Il medico fecondatore che nel dopoguerra divenne il superpapà di seicento bambini

Negli anni Quaranta con la moglie Mary Barton aveva fondato a Londra una clinica per la fertilità aiutando centinaia di coppie della buona società ad avere figli. Quello che però finora si ignorava era che il biologo austriaco Bertold Wiesner, direttore della Barton Clinic, è stato anche il padre naturale di oltre due terzi dei circa 1.500 neonati: almeno 600 bambini. La ragione è semplice: nel periodo del dopoguerra mancavano i donatori. E dunque, nella patria del «Do It Yourself», anche Wiesner ricorse al «fai da te», utilizzando il suo sperma. La scoperta è stata fatta da due uomini concepiti nella clinica, il regista canadese Barry Stevens e l’avvocato londinese David Gollancz. Le prove condotte sul Dna di 18 persone concepite in clinica tra il 1943 e il 1962, mostrano come due terzi di essi siano stati concepiti con lo sperma del «superpapà». Wiesner, secondo una stima per difetto, potrebbe aver contribuito alle nascite con una media di almeno 20 donazioni all’anno, ha detto Gollancz: un primato da Guinness.
Stevens e Gollancz hanno così scoperto di essere fratellastri, entrambi «eredi» del «superdonatore» austriaco. I calcoli dei due uomini sono stati avvalorati da Allan Pacey, presidente della British Fertility Society, che li ha definiti «realistici». Nel 1990 lo Human Fertilization and Embriology Act ha posto un limite rigido al numero massimo di donazioni di sperma o di ovuli alle banche della fertilità ma all’epoca non c’era regolamentazione. I donatori di sperma possono ora contribuire alla formazione di «al massimo 10 famiglie». Il limite è stato posto per minimizzare il rischio che figli dello stesso donatore si incontrino e mettano su famiglia per conto loro, ma anche per consentire ai genitori di scegliere lo stesso donatore per un secondo o terzo figlio prima di sentirsi dire che il donatore ha raggiunto la soglia massima.

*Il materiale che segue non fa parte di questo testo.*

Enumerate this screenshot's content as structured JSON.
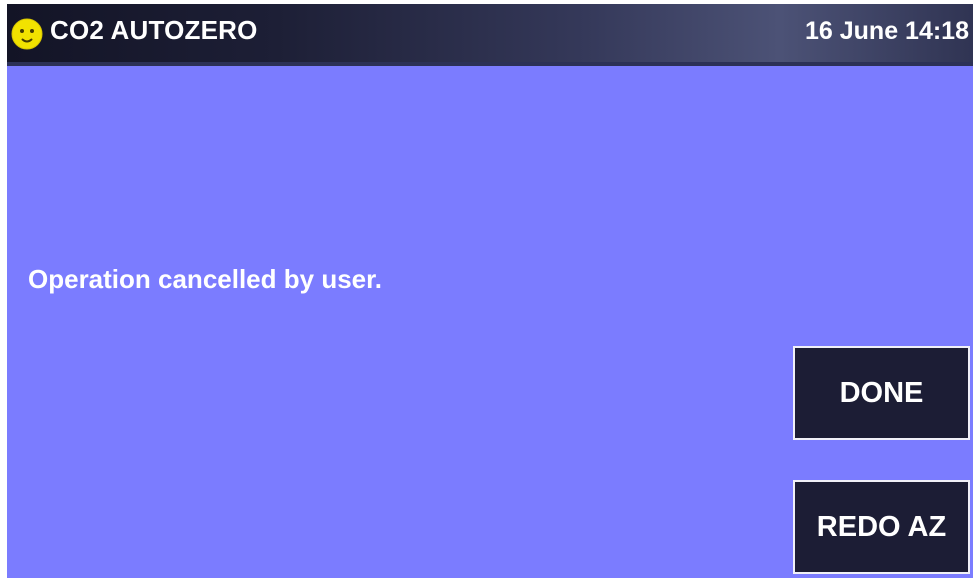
{
  "header": {
    "title": "CO2 AUTOZERO",
    "datetime": "16 June 14:18",
    "status_icon": "smiley-face-icon",
    "status_icon_color": "#f2e200"
  },
  "main": {
    "message": "Operation cancelled by user."
  },
  "buttons": {
    "done_label": "DONE",
    "redo_label": "REDO AZ"
  },
  "colors": {
    "background": "#7b7cff",
    "button": "#1c1d35",
    "text": "#ffffff"
  }
}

La Barton Clinic era nata per aiutare a caro prezzo le mogli di uomini sterili dell’alta borghesia e dell’aristocrazia britannica tra cui «alcuni pari del Regno» a procreare. La coppia usava amici di famiglia ma i donatori scarseggiavano e la clinica si ridusse a fare tutto, o quasi tutto, «in casa».

La clinica dei Barton suscitò comunque polemiche fin dall’inizio: nel 1945 un articolo sulla coppia provocò una denuncia alla Camera dei Lord come «opera di Belzebù», mentre l’allora Arcivescovo di Canterbury, Geoffrey Fischer, chiese che alla clinica venissero apposti i sigilli.